XP64 is based on Windows Server 2003. It has minimal driver compatibility and few of the software compatibility fixes that Vista and later versions of Windows have. Outside of a handful of situations it should not be used, especially as it's going to be unsupported in a few months.

 

[TheSlamma]

If it runs fine, there is no reason to change it.

then it needs to be changed cause it doesn't run fine.

It's getting more and more limited by the day on what is compatible with it and it's security is frighteningly bad.

To call it Swiss cheese isn't even enough, screen doors hold out water better than XP holds up in security.

 

[Matt1970]

anyone ever run xp 64 bit ? It supports 16 gigs of ram . There is a fellow that has made a sp4 for xp . His site show the 64 bit iso .

XP64 is based on Windows Server 2003. It has minimal driver compatibility and few of the software compatibility fixes that Vista and later versions of Windows have.
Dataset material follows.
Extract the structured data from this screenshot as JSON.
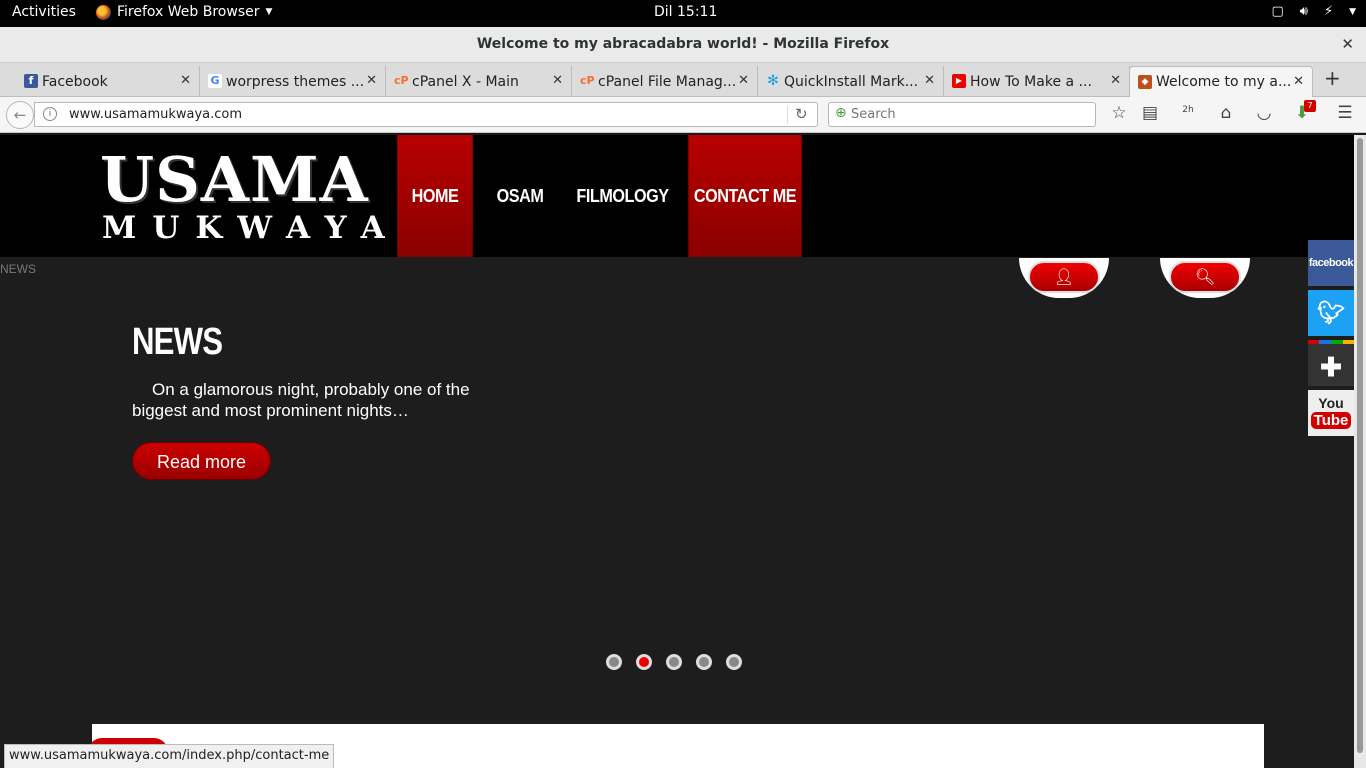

Outside of a handful of situations it should not be used, especially as it's going to be unsupported in a few months.

64 Bit XP was such a small share of the software market it pretty much pretty much all but forgotten for driver and software engineers. If it did and ran everything you wanted it to you were in the minority. Almost everyone I installed it for went back to 32 Bit or went with Vista.